Last week, I visited a coworking space for the first time ever. But it wasn't your ordinary coworking space filled with people drinking too much coffee and typing on their shiny new MacBooks. On the contrary, the coworking space I visited was completely empty. Nevertheless, this was a valuable experience.
Now for a little context, the coworking space I visited is located in a small town near Berlin and is still relatively new. The only reason a coworking space like this can exist is because the German government provides funding for entrepreneurs and startup-related projects like this one.
And there you have it. A well-equipped coworking space, but without anyone using it.
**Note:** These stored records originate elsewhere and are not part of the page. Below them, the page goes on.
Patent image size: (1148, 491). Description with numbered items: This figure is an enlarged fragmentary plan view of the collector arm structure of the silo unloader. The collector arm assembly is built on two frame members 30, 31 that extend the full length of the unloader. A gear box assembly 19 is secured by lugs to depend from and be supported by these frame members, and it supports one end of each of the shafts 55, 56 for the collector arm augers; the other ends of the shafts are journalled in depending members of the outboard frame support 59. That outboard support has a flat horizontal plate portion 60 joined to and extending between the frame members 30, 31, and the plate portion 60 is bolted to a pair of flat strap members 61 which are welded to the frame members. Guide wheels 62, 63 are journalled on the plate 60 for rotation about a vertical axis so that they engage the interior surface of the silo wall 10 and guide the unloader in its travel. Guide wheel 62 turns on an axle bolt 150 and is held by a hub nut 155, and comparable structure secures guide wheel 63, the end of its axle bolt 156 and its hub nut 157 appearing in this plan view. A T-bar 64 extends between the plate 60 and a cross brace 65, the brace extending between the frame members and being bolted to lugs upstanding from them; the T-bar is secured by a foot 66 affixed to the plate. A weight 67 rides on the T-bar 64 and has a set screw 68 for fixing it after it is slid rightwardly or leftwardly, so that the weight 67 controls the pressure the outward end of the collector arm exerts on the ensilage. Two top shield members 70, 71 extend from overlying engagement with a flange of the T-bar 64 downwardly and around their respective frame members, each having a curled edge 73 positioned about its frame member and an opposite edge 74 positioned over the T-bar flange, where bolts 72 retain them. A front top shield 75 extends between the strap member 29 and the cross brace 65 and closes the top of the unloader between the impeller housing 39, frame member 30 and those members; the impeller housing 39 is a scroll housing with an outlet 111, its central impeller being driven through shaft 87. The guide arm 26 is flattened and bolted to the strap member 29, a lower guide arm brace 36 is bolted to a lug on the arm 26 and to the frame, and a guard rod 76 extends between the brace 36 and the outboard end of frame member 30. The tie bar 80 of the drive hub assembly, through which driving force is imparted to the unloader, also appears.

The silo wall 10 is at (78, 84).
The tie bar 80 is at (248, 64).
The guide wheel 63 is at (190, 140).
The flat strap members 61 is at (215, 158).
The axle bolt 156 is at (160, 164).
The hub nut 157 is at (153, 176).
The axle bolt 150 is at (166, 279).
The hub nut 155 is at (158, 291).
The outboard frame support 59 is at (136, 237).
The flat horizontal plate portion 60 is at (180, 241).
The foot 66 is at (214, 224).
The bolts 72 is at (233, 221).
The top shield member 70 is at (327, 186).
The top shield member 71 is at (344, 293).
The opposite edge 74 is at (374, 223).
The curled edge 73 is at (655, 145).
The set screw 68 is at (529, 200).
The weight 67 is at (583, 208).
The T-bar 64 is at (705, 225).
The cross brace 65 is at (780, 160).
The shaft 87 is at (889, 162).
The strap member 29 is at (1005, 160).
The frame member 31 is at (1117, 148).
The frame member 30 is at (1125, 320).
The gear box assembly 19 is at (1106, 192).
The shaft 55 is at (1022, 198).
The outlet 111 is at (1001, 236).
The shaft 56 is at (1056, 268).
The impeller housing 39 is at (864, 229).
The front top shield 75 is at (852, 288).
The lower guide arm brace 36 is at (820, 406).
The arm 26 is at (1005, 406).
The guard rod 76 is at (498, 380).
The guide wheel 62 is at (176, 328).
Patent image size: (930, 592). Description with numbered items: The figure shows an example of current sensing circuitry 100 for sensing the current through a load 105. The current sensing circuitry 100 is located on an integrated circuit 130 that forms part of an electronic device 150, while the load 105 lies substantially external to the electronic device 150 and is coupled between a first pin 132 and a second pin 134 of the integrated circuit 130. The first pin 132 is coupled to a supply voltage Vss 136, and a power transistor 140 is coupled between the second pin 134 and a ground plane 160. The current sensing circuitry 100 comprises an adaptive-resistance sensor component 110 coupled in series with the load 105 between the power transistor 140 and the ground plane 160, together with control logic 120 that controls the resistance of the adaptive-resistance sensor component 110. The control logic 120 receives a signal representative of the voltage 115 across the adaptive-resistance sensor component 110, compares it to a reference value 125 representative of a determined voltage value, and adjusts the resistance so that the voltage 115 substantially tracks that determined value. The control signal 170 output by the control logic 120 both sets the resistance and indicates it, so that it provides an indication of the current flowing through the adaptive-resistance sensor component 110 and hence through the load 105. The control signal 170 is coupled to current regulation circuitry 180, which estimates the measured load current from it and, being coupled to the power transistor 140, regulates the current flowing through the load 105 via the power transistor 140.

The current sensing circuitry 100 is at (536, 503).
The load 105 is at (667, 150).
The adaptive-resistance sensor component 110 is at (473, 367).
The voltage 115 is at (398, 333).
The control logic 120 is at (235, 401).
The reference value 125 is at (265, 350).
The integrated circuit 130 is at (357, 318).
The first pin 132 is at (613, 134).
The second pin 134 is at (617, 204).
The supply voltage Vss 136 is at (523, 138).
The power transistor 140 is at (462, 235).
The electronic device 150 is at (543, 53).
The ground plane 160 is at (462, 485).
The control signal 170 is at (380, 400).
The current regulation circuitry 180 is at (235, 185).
The creation of this coworking space is undoubtedly part of the larger remote working movement, which is gaining more and more acceptance. There is clearly a problem present, though.
Running a coworking space - No, thanks
Most coworking spaces are not profitable. They have a low number of costumers and cannot even charge a lot of money to compensate for that. At the same time, more and more coworking spaces are opening up.
This is where non-profit and maybe even government-funded coworking spaces step in. They can compensate the losses of coworking spaces. But should they? I honestly don't know. Only time can tell how the rapidly evolving culture surrounding remote working will evolve.
Summing things up
The coworking hype has now even reached more rural areas. I may not have had the chance to meet other people, but I at least got to enjoy the unused interior and got to understand the appeal of a digital nomad's life (at least in some way).
While working, my goal is it to reach a flow state, but that requires absolute focus on the task at hand. Working in a place designated for it, like an office, helps with that, as you get to clearly separate free time and work time.
I noticed how a coworking space can be a good place for this. It is filled with fewer distractions than my own room and that leaves only the task at hand for me to work on.
This is not going to be the end of the story, though. Going forward, I plan on checking out other, more lively coworking spaces too.